New Super Mario Bros. 2
The oddly named New Super Mario Bros. 2 is actually the third installment in the series. What’s more, the game makes no reference to either the Japanese or American versions of Super Mario Bros. 2. It would have been more aptly titled New Super Mario Bros. 3 (Plus Some Random Bits From Super Mario World & Super Mario World 2: Yoshi’s Island). A lengthy title, I know, but at least it would have summarized how all-over-the place this game is. It’s particularly disappointing after the finely tuned Super Mario 3D Land, which not only beat NSMB2 to the punch with Tanuki nostalgia, but actually made sense of the reference by having a “3” in its title.
Compared to Super Mario 3D Land, New Super Mario Bros. 2 is like the Mario equivalent of Sonic Generations (3DS) – it does a fantastic job of accurately replicating the solid 2D controls with 3D assets, but the levels just aren’t that fun. Not that the levels are bad, mind you. But they seem like B-sides compared to Super Mario 3D Land‘s album tracks. They come across like uninspired leftovers. The only times the level design made me smile were a few particularly clever hidden mid-point exits in a couple levels.
But how’s the glasses-free 3D, you ask? The 3D is pointless. Not only is there almost no depth to the game anyways, but I ended up turning the 3D off entirely when I realized that it was also blurring the otherwise nice-looking backgrounds.
Possibly the game’s most spectacular feat is that it manages to make coins feel meaningless in a Mario game. Traditionally, the point of collecting coins was to earn extra lives. But even if you’re not thinking about extra lives, when coins are spread out enough, they seem too tempting not to collect, just to hear the little jingly sound. But New Super Mario Bros. 2 fills the game with so many coins that they no longer even seem tempting. It’s a problem that could have been fixed as easily as having your coin total unlock things incrementally, like they already did in Mario Kart 7. Instead, the only thing you unlock with coins is a new title screen, after collecting a million of them. Why not just offer me a slap in the face?

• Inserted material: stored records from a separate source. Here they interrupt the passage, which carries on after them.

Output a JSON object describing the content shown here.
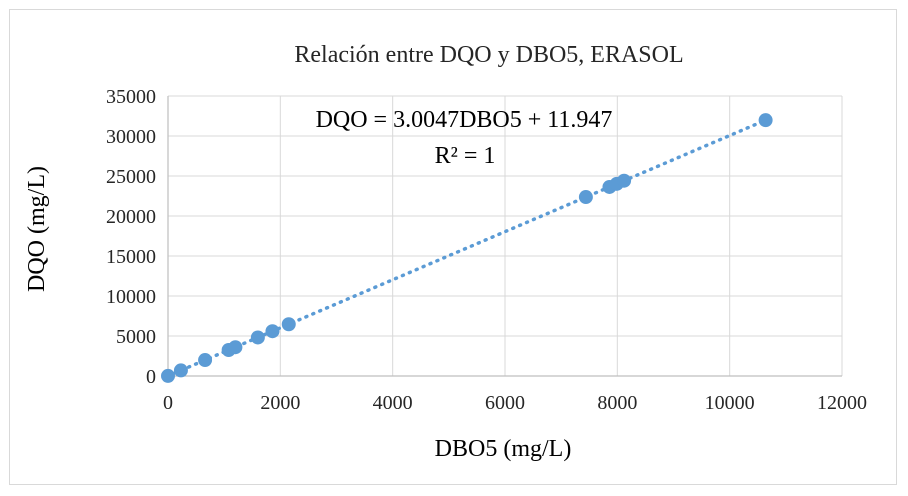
{
  "chart_data": {
    "type": "scatter",
    "title": "Relación entre DQO y DBO5, ERASOL",
    "xlabel": "DBO5 (mg/L)",
    "ylabel": "DQO (mg/L)",
    "xlim": [
      0,
      12000
    ],
    "ylim": [
      0,
      35000
    ],
    "x_ticks": [
      0,
      2000,
      4000,
      6000,
      8000,
      10000,
      12000
    ],
    "y_ticks": [
      0,
      5000,
      10000,
      15000,
      20000,
      25000,
      30000,
      35000
    ],
    "grid": true,
    "legend": "none",
    "series": [
      {
        "color": "#5b9bd5",
        "points": [
          {
            "x": 0,
            "y": 12
          },
          {
            "x": 230,
            "y": 700
          },
          {
            "x": 660,
            "y": 1995
          },
          {
            "x": 1080,
            "y": 3250
          },
          {
            "x": 1200,
            "y": 3600
          },
          {
            "x": 1600,
            "y": 4820
          },
          {
            "x": 1860,
            "y": 5600
          },
          {
            "x": 2150,
            "y": 6470
          },
          {
            "x": 7440,
            "y": 22370
          },
          {
            "x": 7860,
            "y": 23630
          },
          {
            "x": 7990,
            "y": 24020
          },
          {
            "x": 8120,
            "y": 24410
          },
          {
            "x": 10640,
            "y": 31980
          }
        ],
        "trendline": {
          "type": "linear",
          "slope": 3.0047,
          "intercept": 11.947,
          "style": "dotted",
          "color": "#5b9bd5"
        }
      }
    ],
    "annotations": {
      "equation": "DQO = 3.0047DBO5 + 11.947",
      "r_squared": "R² = 1"
    }
  }
}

A side effect of the large number of coins is that you gain extra lives faster, making even 1-Up mushrooms seem meaningless. Never have I felt so disappointed to get a green mushroom as when timing a randomized power-up box wrong. I stopped bothering with the red coin challenges once I realized that all it was going to give me was a worthless green mushroom.
Coin collecting, 1-Ups…what else is there that the game could possibly screw up? How about co-op? Despite both players each having their own screen, co-op still gives camera dominance to Player 1. I’ve been increasingly frustrated with Nintendo’s refusal to adopt dynamic split-screen (where the screen only splits when characters are too far apart), which would’ve improved Donkey Kong Country Returns‘s co-op gameplay a great deal. But giving camera dominance to one player when both players have their own screens. I can’t figure out how to convey in words the complete absurdity of this decision.

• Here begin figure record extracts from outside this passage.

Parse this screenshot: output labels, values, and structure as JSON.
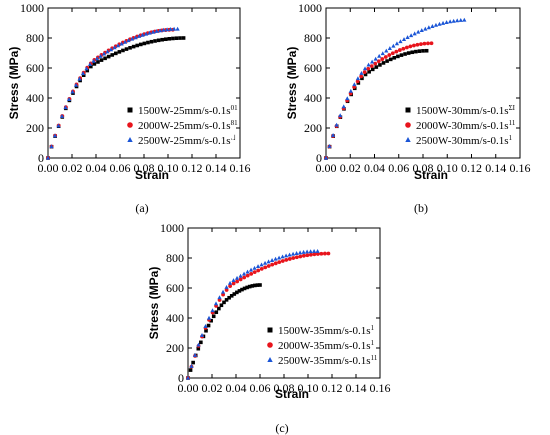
{
  "chart_data": [
    {
      "panel_label": "(a)",
      "type": "scatter",
      "xlabel": "Strain",
      "ylabel": "Stress (MPa)",
      "xlim": [
        0.0,
        0.16
      ],
      "ylim": [
        0,
        1000
      ],
      "xticks": [
        "0.00",
        "0.02",
        "0.04",
        "0.06",
        "0.08",
        "0.10",
        "0.12",
        "0.14",
        "0.16"
      ],
      "yticks": [
        "0",
        "200",
        "400",
        "600",
        "800",
        "1000"
      ],
      "legend_position": "bottom-right",
      "series": [
        {
          "name": "1500W-25mm/s-0.1s",
          "name_suffix": "01",
          "marker": "square",
          "color": "#000000",
          "end_x": 0.113,
          "peak_y": 800,
          "yield_y": 620,
          "knee_x": 0.037
        },
        {
          "name": "2000W-25mm/s-0.1s",
          "name_suffix": "81",
          "marker": "circle",
          "color": "#e8141c",
          "end_x": 0.104,
          "peak_y": 855,
          "yield_y": 650,
          "knee_x": 0.038
        },
        {
          "name": "2500W-25mm/s-0.1s",
          "name_suffix": "˔˩",
          "marker": "triangle",
          "color": "#1a55d6",
          "end_x": 0.108,
          "peak_y": 860,
          "yield_y": 640,
          "knee_x": 0.037
        }
      ]
    },
    {
      "panel_label": "(b)",
      "type": "scatter",
      "xlabel": "Strain",
      "ylabel": "Stress (MPa)",
      "xlim": [
        0.0,
        0.16
      ],
      "ylim": [
        0,
        1000
      ],
      "xticks": [
        "0.00",
        "0.02",
        "0.04",
        "0.06",
        "0.08",
        "0.10",
        "0.12",
        "0.14",
        "0.16"
      ],
      "yticks": [
        "0",
        "200",
        "400",
        "600",
        "800",
        "1000"
      ],
      "legend_position": "bottom-right",
      "series": [
        {
          "name": "1500W-30mm/s-0.1s",
          "name_suffix": "ΣI",
          "marker": "square",
          "color": "#000000",
          "end_x": 0.083,
          "peak_y": 715,
          "yield_y": 560,
          "knee_x": 0.033
        },
        {
          "name": "2000W-30mm/s-0.1s",
          "name_suffix": "11",
          "marker": "circle",
          "color": "#e8141c",
          "end_x": 0.087,
          "peak_y": 765,
          "yield_y": 590,
          "knee_x": 0.034
        },
        {
          "name": "2500W-30mm/s-0.1s",
          "name_suffix": "1",
          "marker": "triangle",
          "color": "#1a55d6",
          "end_x": 0.117,
          "peak_y": 920,
          "yield_y": 620,
          "knee_x": 0.035
        }
      ]
    },
    {
      "panel_label": "(c)",
      "type": "scatter",
      "xlabel": "Strain",
      "ylabel": "Stress (MPa)",
      "xlim": [
        0.0,
        0.16
      ],
      "ylim": [
        0,
        1000
      ],
      "xticks": [
        "0.00",
        "0.02",
        "0.04",
        "0.06",
        "0.08",
        "0.10",
        "0.12",
        "0.14",
        "0.16"
      ],
      "yticks": [
        "0",
        "200",
        "400",
        "600",
        "800",
        "1000"
      ],
      "legend_position": "bottom-right",
      "series": [
        {
          "name": "1500W-35mm/s-0.1s",
          "name_suffix": "1",
          "marker": "square",
          "color": "#000000",
          "end_x": 0.06,
          "peak_y": 620,
          "yield_y": 520,
          "knee_x": 0.032
        },
        {
          "name": "2000W-35mm/s-0.1s",
          "name_suffix": "1",
          "marker": "circle",
          "color": "#e8141c",
          "end_x": 0.117,
          "peak_y": 830,
          "yield_y": 620,
          "knee_x": 0.036
        },
        {
          "name": "2500W-35mm/s-0.1s",
          "name_suffix": "11",
          "marker": "triangle",
          "color": "#1a55d6",
          "end_x": 0.108,
          "peak_y": 845,
          "yield_y": 640,
          "knee_x": 0.036
        }
      ]
    }
  ]
}
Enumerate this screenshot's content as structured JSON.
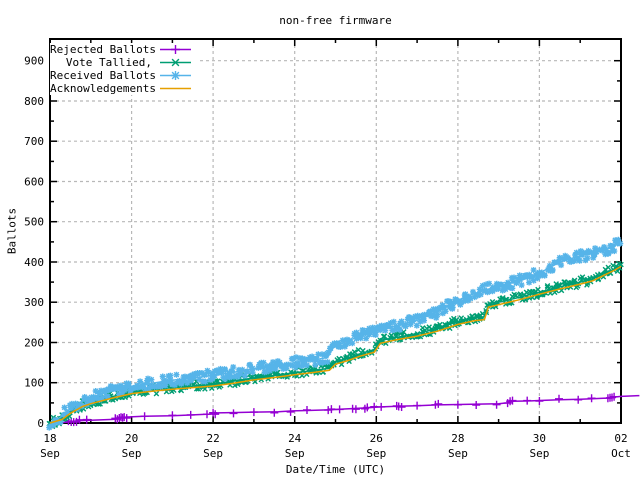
{
  "title": "non-free firmware",
  "xlabel": "Date/Time (UTC)",
  "ylabel": "Ballots",
  "colors": {
    "rejected": "#9400d3",
    "tallied": "#009e73",
    "received": "#56b4e9",
    "acknowledgements": "#e69f00",
    "grid": "#b8b8b8",
    "border": "#000000",
    "background": "#ffffff"
  },
  "chart_data": {
    "type": "line",
    "title": "non-free firmware",
    "xlabel": "Date/Time (UTC)",
    "ylabel": "Ballots",
    "x_unit_note": "t = days since 18 Sep 00:00 UTC",
    "xlim": [
      0,
      14
    ],
    "ylim": [
      0,
      954
    ],
    "grid": true,
    "legend_position": "top-left",
    "x_axis_ticks": [
      {
        "t": 0,
        "day": "18",
        "month": "Sep"
      },
      {
        "t": 2,
        "day": "20",
        "month": "Sep"
      },
      {
        "t": 4,
        "day": "22",
        "month": "Sep"
      },
      {
        "t": 6,
        "day": "24",
        "month": "Sep"
      },
      {
        "t": 8,
        "day": "26",
        "month": "Sep"
      },
      {
        "t": 10,
        "day": "28",
        "month": "Sep"
      },
      {
        "t": 12,
        "day": "30",
        "month": "Sep"
      },
      {
        "t": 14,
        "day": "02",
        "month": "Oct"
      }
    ],
    "x_axis_minor_ticks": [
      1,
      3,
      5,
      7,
      9,
      11,
      13
    ],
    "y_axis_ticks": [
      {
        "v": 0,
        "label": "0"
      },
      {
        "v": 100,
        "label": "100"
      },
      {
        "v": 200,
        "label": "200"
      },
      {
        "v": 300,
        "label": "300"
      },
      {
        "v": 400,
        "label": "400"
      },
      {
        "v": 500,
        "label": "500"
      },
      {
        "v": 600,
        "label": "600"
      },
      {
        "v": 700,
        "label": "700"
      },
      {
        "v": 800,
        "label": "800"
      },
      {
        "v": 900,
        "label": "900"
      }
    ],
    "y_axis_minor_ticks": [
      50,
      150,
      250,
      350,
      450,
      550,
      650,
      750,
      850
    ],
    "series": [
      {
        "id": "rejected-ballots",
        "name": "Rejected Ballots",
        "color": "#9400d3",
        "marker": "plus",
        "band": false,
        "points": [
          [
            0,
            0
          ],
          [
            0.4,
            2
          ],
          [
            0.55,
            4
          ],
          [
            0.75,
            6
          ],
          [
            1,
            7
          ],
          [
            1.55,
            9
          ],
          [
            1.7,
            12
          ],
          [
            1.9,
            15
          ],
          [
            2.3,
            17
          ],
          [
            3,
            18
          ],
          [
            3.5,
            20
          ],
          [
            3.9,
            22
          ],
          [
            4.1,
            25
          ],
          [
            4.6,
            26
          ],
          [
            5,
            27
          ],
          [
            5.6,
            28
          ],
          [
            5.95,
            30
          ],
          [
            6.3,
            31
          ],
          [
            6.9,
            33
          ],
          [
            7.1,
            34
          ],
          [
            7.45,
            36
          ],
          [
            7.8,
            38
          ],
          [
            8.1,
            40
          ],
          [
            8.6,
            42
          ],
          [
            9,
            43
          ],
          [
            9.5,
            45
          ],
          [
            10,
            46
          ],
          [
            10.5,
            47
          ],
          [
            11,
            48
          ],
          [
            11.2,
            50
          ],
          [
            11.35,
            54
          ],
          [
            11.8,
            55
          ],
          [
            12,
            56
          ],
          [
            12.5,
            58
          ],
          [
            13,
            59
          ],
          [
            13.3,
            60
          ],
          [
            13.7,
            62
          ],
          [
            13.8,
            64
          ],
          [
            14,
            66
          ],
          [
            14.45,
            68
          ]
        ],
        "marker_times": [
          0.45,
          0.52,
          0.58,
          0.65,
          0.72,
          0.9,
          1.6,
          1.65,
          1.7,
          1.74,
          1.78,
          1.82,
          1.88,
          2.32,
          3.0,
          3.45,
          3.85,
          4.0,
          4.05,
          4.5,
          5.0,
          5.5,
          5.9,
          6.3,
          6.82,
          6.9,
          7.1,
          7.42,
          7.5,
          7.72,
          7.78,
          7.95,
          8.12,
          8.5,
          8.55,
          8.62,
          9.0,
          9.45,
          9.52,
          10.0,
          10.45,
          10.95,
          11.22,
          11.28,
          11.34,
          11.7,
          12.0,
          12.48,
          12.95,
          13.28,
          13.68,
          13.73,
          13.78,
          13.83
        ]
      },
      {
        "id": "vote-tallied",
        "name": "Vote Tallied,",
        "color": "#009e73",
        "marker": "cross",
        "band": true,
        "points": [
          [
            0,
            0
          ],
          [
            0.3,
            12
          ],
          [
            0.5,
            28
          ],
          [
            0.8,
            45
          ],
          [
            1,
            52
          ],
          [
            1.5,
            65
          ],
          [
            2,
            77
          ],
          [
            2.5,
            83
          ],
          [
            3,
            88
          ],
          [
            3.5,
            92
          ],
          [
            4,
            96
          ],
          [
            4.5,
            104
          ],
          [
            5,
            112
          ],
          [
            5.5,
            118
          ],
          [
            6,
            125
          ],
          [
            6.5,
            131
          ],
          [
            6.85,
            136
          ],
          [
            7.0,
            152
          ],
          [
            7.3,
            161
          ],
          [
            7.6,
            172
          ],
          [
            7.95,
            182
          ],
          [
            8.1,
            205
          ],
          [
            8.5,
            213
          ],
          [
            9,
            222
          ],
          [
            9.5,
            235
          ],
          [
            10,
            252
          ],
          [
            10.4,
            261
          ],
          [
            10.65,
            264
          ],
          [
            10.75,
            293
          ],
          [
            11,
            300
          ],
          [
            11.5,
            312
          ],
          [
            12,
            325
          ],
          [
            12.5,
            338
          ],
          [
            13,
            350
          ],
          [
            13.3,
            358
          ],
          [
            13.6,
            372
          ],
          [
            13.85,
            383
          ],
          [
            14,
            392
          ]
        ]
      },
      {
        "id": "received-ballots",
        "name": "Received Ballots",
        "color": "#56b4e9",
        "marker": "star",
        "band": true,
        "points": [
          [
            0,
            0
          ],
          [
            0.25,
            14
          ],
          [
            0.45,
            32
          ],
          [
            0.7,
            50
          ],
          [
            1,
            63
          ],
          [
            1.5,
            79
          ],
          [
            2,
            90
          ],
          [
            2.5,
            99
          ],
          [
            3,
            106
          ],
          [
            3.5,
            112
          ],
          [
            4,
            118
          ],
          [
            4.5,
            126
          ],
          [
            5,
            134
          ],
          [
            5.5,
            142
          ],
          [
            6,
            150
          ],
          [
            6.5,
            157
          ],
          [
            6.8,
            163
          ],
          [
            6.95,
            188
          ],
          [
            7.2,
            200
          ],
          [
            7.5,
            212
          ],
          [
            7.8,
            222
          ],
          [
            8.1,
            233
          ],
          [
            8.5,
            242
          ],
          [
            9,
            255
          ],
          [
            9.5,
            276
          ],
          [
            10,
            305
          ],
          [
            10.5,
            325
          ],
          [
            11,
            340
          ],
          [
            11.5,
            352
          ],
          [
            12,
            372
          ],
          [
            12.5,
            400
          ],
          [
            13,
            415
          ],
          [
            13.5,
            427
          ],
          [
            13.8,
            437
          ],
          [
            13.9,
            444
          ],
          [
            14,
            455
          ]
        ]
      },
      {
        "id": "acknowledgements",
        "name": "Acknowledgements",
        "color": "#e69f00",
        "marker": "none",
        "band": false,
        "points": [
          [
            0,
            0
          ],
          [
            0.3,
            9
          ],
          [
            0.5,
            24
          ],
          [
            0.8,
            41
          ],
          [
            1,
            48
          ],
          [
            1.5,
            61
          ],
          [
            2,
            73
          ],
          [
            2.5,
            79
          ],
          [
            3,
            84
          ],
          [
            3.5,
            88
          ],
          [
            4,
            92
          ],
          [
            4.5,
            99
          ],
          [
            5,
            107
          ],
          [
            5.5,
            113
          ],
          [
            6,
            120
          ],
          [
            6.5,
            126
          ],
          [
            6.85,
            131
          ],
          [
            7.0,
            146
          ],
          [
            7.3,
            155
          ],
          [
            7.6,
            166
          ],
          [
            7.95,
            176
          ],
          [
            8.1,
            198
          ],
          [
            8.5,
            207
          ],
          [
            9,
            216
          ],
          [
            9.5,
            228
          ],
          [
            10,
            245
          ],
          [
            10.4,
            254
          ],
          [
            10.65,
            257
          ],
          [
            10.75,
            288
          ],
          [
            11,
            294
          ],
          [
            11.5,
            306
          ],
          [
            12,
            320
          ],
          [
            12.5,
            333
          ],
          [
            13,
            345
          ],
          [
            13.3,
            353
          ],
          [
            13.6,
            368
          ],
          [
            13.85,
            380
          ],
          [
            14,
            389
          ]
        ]
      }
    ]
  }
}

So instead let’s talk about the final boss battle. You know how the original Super Mario Bros. boss battles mostly involved just dodging, without any attacking? Some might consider the boss battles in later games to be superior, but apparently the designer of this battle loved that concept so much, they thought: “what if we did that, but on a larger scale, with more things to dodge, and have it last ten times longer?” The final boss battle is the longest three minutes I’ve ever experienced in any Mario game.

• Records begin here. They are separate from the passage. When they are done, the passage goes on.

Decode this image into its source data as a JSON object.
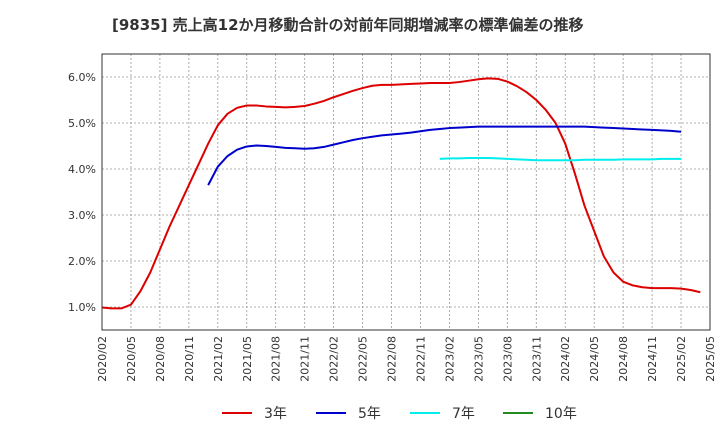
{
  "chart_data": {
    "type": "line",
    "title": "[9835]  売上高12か月移動合計の対前年同期増減率の標準偏差の推移",
    "xlabel": "",
    "ylabel": "",
    "ylim": [
      0.5,
      6.5
    ],
    "y_ticks": [
      1.0,
      2.0,
      3.0,
      4.0,
      5.0,
      6.0
    ],
    "y_tick_labels": [
      "1.0%",
      "2.0%",
      "3.0%",
      "4.0%",
      "5.0%",
      "6.0%"
    ],
    "x_tick_labels": [
      "2020/02",
      "2020/05",
      "2020/08",
      "2020/11",
      "2021/02",
      "2021/05",
      "2021/08",
      "2021/11",
      "2022/02",
      "2022/05",
      "2022/08",
      "2022/11",
      "2023/02",
      "2023/05",
      "2023/08",
      "2023/11",
      "2024/02",
      "2024/05",
      "2024/08",
      "2024/11",
      "2025/02",
      "2025/05"
    ],
    "x_range": [
      "2020/02",
      "2025/05"
    ],
    "grid": true,
    "legend_position": "bottom",
    "series": [
      {
        "name": "3年",
        "color": "#dd0000",
        "start": "2020/02",
        "values": [
          0.99,
          0.97,
          0.97,
          1.05,
          1.35,
          1.75,
          2.25,
          2.75,
          3.2,
          3.65,
          4.1,
          4.55,
          4.95,
          5.2,
          5.33,
          5.38,
          5.38,
          5.36,
          5.35,
          5.34,
          5.35,
          5.37,
          5.42,
          5.48,
          5.56,
          5.63,
          5.7,
          5.76,
          5.81,
          5.83,
          5.83,
          5.84,
          5.85,
          5.86,
          5.87,
          5.87,
          5.87,
          5.89,
          5.92,
          5.95,
          5.97,
          5.96,
          5.9,
          5.8,
          5.67,
          5.5,
          5.28,
          5.0,
          4.55,
          3.9,
          3.2,
          2.65,
          2.1,
          1.75,
          1.55,
          1.47,
          1.43,
          1.41,
          1.41,
          1.41,
          1.4,
          1.37,
          1.32
        ]
      },
      {
        "name": "5年",
        "color": "#0000cc",
        "start": "2021/01",
        "values": [
          3.65,
          4.05,
          4.28,
          4.42,
          4.49,
          4.51,
          4.5,
          4.48,
          4.46,
          4.45,
          4.44,
          4.45,
          4.48,
          4.53,
          4.58,
          4.63,
          4.67,
          4.7,
          4.73,
          4.75,
          4.77,
          4.79,
          4.82,
          4.85,
          4.87,
          4.89,
          4.9,
          4.91,
          4.92,
          4.92,
          4.92,
          4.92,
          4.92,
          4.92,
          4.92,
          4.92,
          4.92,
          4.92,
          4.92,
          4.92,
          4.91,
          4.9,
          4.89,
          4.88,
          4.87,
          4.86,
          4.85,
          4.84,
          4.83,
          4.81
        ]
      },
      {
        "name": "7年",
        "color": "#00eeee",
        "start": "2023/01",
        "values": [
          4.22,
          4.23,
          4.23,
          4.24,
          4.24,
          4.24,
          4.23,
          4.22,
          4.21,
          4.2,
          4.19,
          4.19,
          4.19,
          4.19,
          4.19,
          4.2,
          4.2,
          4.2,
          4.2,
          4.21,
          4.21,
          4.21,
          4.21,
          4.22,
          4.22,
          4.22
        ]
      },
      {
        "name": "10年",
        "color": "#228b22",
        "start": "2020/02",
        "values": []
      }
    ]
  }
}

Perhaps what makes New Super Mario Bros. 2 most disappointing is that it’s so uncharacteristically average. We expect better from major Mario releases. It certainly doesn’t help that the game seems so redundant, using the Tanuki tails so soon after Super Mario 3D Land in a game series that already seems too formulaic. Maybe if they’d used the opportunity to further explore the ideas in Super Mario Bros. 2 (Super Mario Bros. USA in Japan), a world that has been undeservedly ignored by Nintendo for so long that perhaps revisiting it now would seem fresh and new.